Might I suggest at his next appointment, let the MD scare the hell out of him. Just sit in the chair and let the MD talk to him and let him talk to the MD. Keep in mind that if you feel like a bad parent when you go to these appointments, imagine how your son must feel, surrounded by two adults, pointing out everything he is doing wrong.

It’s only been a year. Sounds like he’s hit a rough patch.

About the drivers license… perhaps set it up as a reward instead of punishment for past wrong doings.

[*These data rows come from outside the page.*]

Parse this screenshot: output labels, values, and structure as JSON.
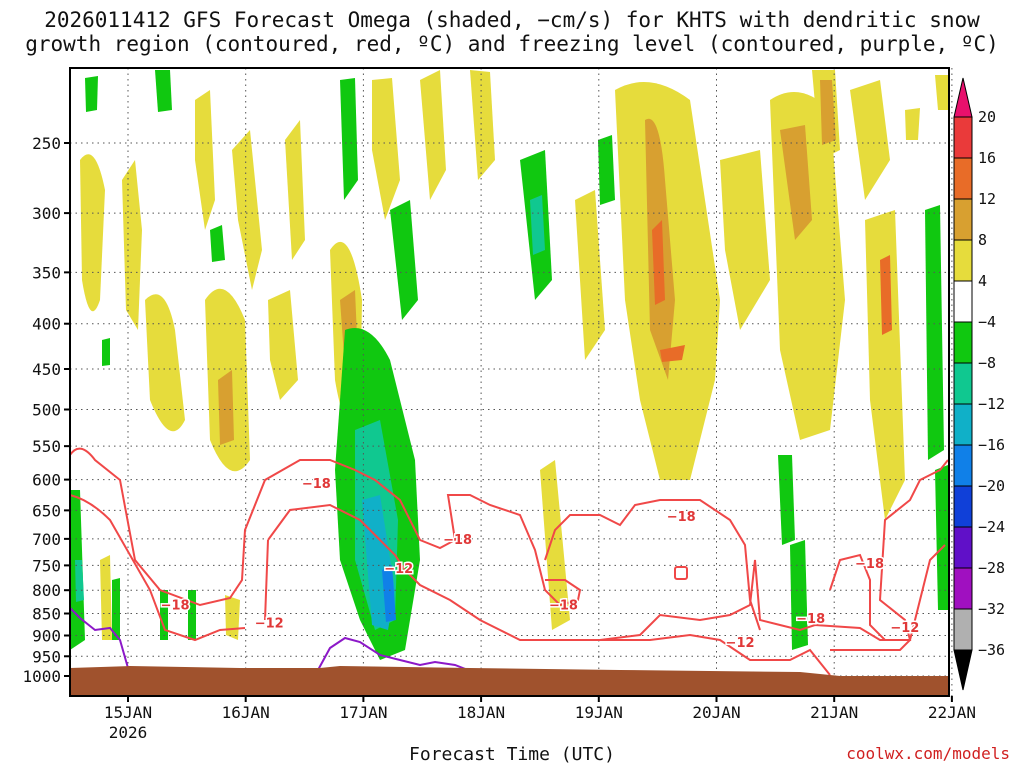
{
  "chart_data": {
    "type": "heatmap",
    "title_line1": "2026011412 GFS Forecast Omega (shaded, −cm/s) for KHTS with dendritic snow",
    "title_line2": "growth region (contoured, red, ºC) and freezing level (contoured, purple, ºC)",
    "xlabel": "Forecast Time (UTC)",
    "ylabel": "",
    "credit": "coolwx.com/models",
    "y_ticks": [
      250,
      300,
      350,
      400,
      450,
      500,
      550,
      600,
      650,
      700,
      750,
      800,
      850,
      900,
      950,
      1000
    ],
    "ylim": [
      1000,
      200
    ],
    "x_ticks": [
      "15JAN",
      "16JAN",
      "17JAN",
      "18JAN",
      "19JAN",
      "20JAN",
      "21JAN",
      "22JAN"
    ],
    "x_year": "2026",
    "colorbar_labels": [
      "20",
      "16",
      "12",
      "8",
      "4",
      "−4",
      "−8",
      "−12",
      "−16",
      "−20",
      "−24",
      "−28",
      "−32",
      "−36"
    ],
    "contour_labels": [
      {
        "text": "−18",
        "day": 16.6,
        "p": 605
      },
      {
        "text": "−18",
        "day": 17.8,
        "p": 700
      },
      {
        "text": "−12",
        "day": 17.3,
        "p": 755
      },
      {
        "text": "−18",
        "day": 15.4,
        "p": 830
      },
      {
        "text": "−12",
        "day": 16.2,
        "p": 870
      },
      {
        "text": "−18",
        "day": 18.7,
        "p": 830
      },
      {
        "text": "−18",
        "day": 19.7,
        "p": 660
      },
      {
        "text": "−12",
        "day": 20.2,
        "p": 915
      },
      {
        "text": "−18",
        "day": 20.8,
        "p": 860
      },
      {
        "text": "−18",
        "day": 21.3,
        "p": 745
      },
      {
        "text": "−12",
        "day": 21.6,
        "p": 880
      }
    ]
  },
  "colors": {
    "c20": "#e8106c",
    "c16": "#ea3a3a",
    "c12": "#e86c28",
    "c8": "#d8a030",
    "c4": "#e6dc3c",
    "cw": "#ffffff",
    "cg1": "#10c810",
    "cg2": "#10c890",
    "cc": "#10b0c8",
    "cb1": "#1080e8",
    "cb2": "#1040d8",
    "cp1": "#6010c8",
    "cp2": "#a010c0",
    "cgr": "#b0b0b0",
    "ck": "#000000",
    "red": "#f04848",
    "purple": "#8c18c8",
    "ground": "#a0522d"
  }
}
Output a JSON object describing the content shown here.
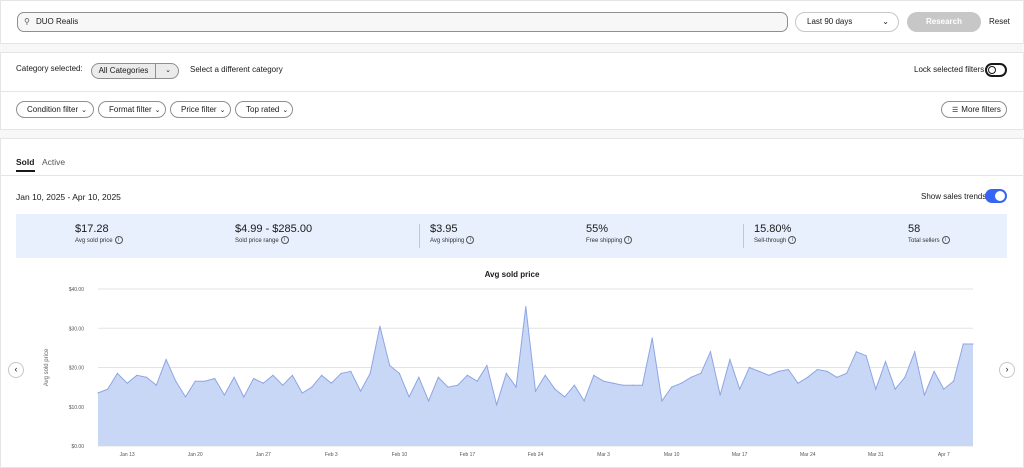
{
  "search": {
    "value": "DUO Realis",
    "icon": "search-icon"
  },
  "range_select": {
    "value": "Last 90 days"
  },
  "research_label": "Research",
  "reset_label": "Reset",
  "category": {
    "label": "Category selected:",
    "selected": "All Categories",
    "different": "Select a different category",
    "lock_label": "Lock selected filters"
  },
  "filters": {
    "condition": "Condition filter",
    "format": "Format filter",
    "price": "Price filter",
    "top": "Top rated",
    "more": "More filters"
  },
  "tabs": {
    "sold": "Sold",
    "active": "Active"
  },
  "date_range": "Jan 10, 2025 - Apr 10, 2025",
  "trend_label": "Show sales trends",
  "stats": [
    {
      "value": "$17.28",
      "label": "Avg sold price"
    },
    {
      "value": "$4.99 - $285.00",
      "label": "Sold price range"
    },
    {
      "value": "$3.95",
      "label": "Avg shipping"
    },
    {
      "value": "55%",
      "label": "Free shipping"
    },
    {
      "value": "15.80%",
      "label": "Sell-through"
    },
    {
      "value": "58",
      "label": "Total sellers"
    }
  ],
  "colors": {
    "accent": "#3665f3",
    "fill": "#c9d7f7",
    "line": "#8da5e3",
    "stats_bg": "#e8f0fd"
  },
  "chart_data": {
    "type": "area",
    "title": "Avg sold price",
    "ylabel": "Avg sold price",
    "ylim": [
      0,
      40
    ],
    "y_ticks": [
      "$0.00",
      "$10.00",
      "$20.00",
      "$30.00",
      "$40.00"
    ],
    "x_tick_labels": [
      "Jan 13",
      "Jan 20",
      "Jan 27",
      "Feb 3",
      "Feb 10",
      "Feb 17",
      "Feb 24",
      "Mar 3",
      "Mar 10",
      "Mar 17",
      "Mar 24",
      "Mar 31",
      "Apr 7"
    ],
    "x_start": "2025-01-10",
    "x_end": "2025-04-10",
    "values": [
      13.5,
      14.5,
      18.5,
      16.0,
      18.0,
      17.5,
      15.5,
      22.0,
      16.5,
      12.5,
      16.5,
      16.5,
      17.2,
      13.0,
      17.5,
      12.5,
      17.2,
      16.0,
      18.0,
      15.5,
      18.0,
      13.5,
      15.0,
      18.0,
      16.0,
      18.5,
      19.0,
      14.0,
      18.5,
      30.5,
      20.5,
      18.5,
      12.5,
      17.5,
      11.5,
      17.5,
      15.0,
      15.5,
      18.0,
      16.5,
      20.5,
      10.5,
      18.5,
      15.0,
      35.5,
      14.0,
      18.0,
      14.5,
      12.5,
      15.5,
      11.5,
      18.0,
      16.5,
      16.0,
      15.5,
      15.5,
      15.5,
      27.5,
      11.5,
      15.0,
      16.0,
      17.5,
      18.5,
      24.0,
      13.0,
      22.0,
      14.5,
      20.0,
      19.0,
      18.0,
      19.0,
      19.5,
      16.0,
      17.5,
      19.5,
      19.0,
      17.5,
      18.5,
      24.0,
      23.0,
      14.5,
      21.5,
      14.5,
      17.5,
      24.0,
      13.0,
      19.0,
      14.5,
      16.5,
      26.0,
      26.0
    ]
  }
}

Each of my kids responded differently in regards to parental requirements for obtaining a drivers license and the hard part was figuring out what worked best for them. (and then I failed miserably with that also…lol)

Speaking as a diabetic, I was completely overwhelmed when I got diagnosed and spent the first year or so adjusting to my new normal. I didn’t look at my blood sugar of 446 and immediately try to get it to 90. I set up little goals for that and managing my A1C, as well.
I started by shooting for 200 over three months time.
Then 170, then 150 and so on and so on

Maybe set a goal for him and dangle the drivers license as a reward?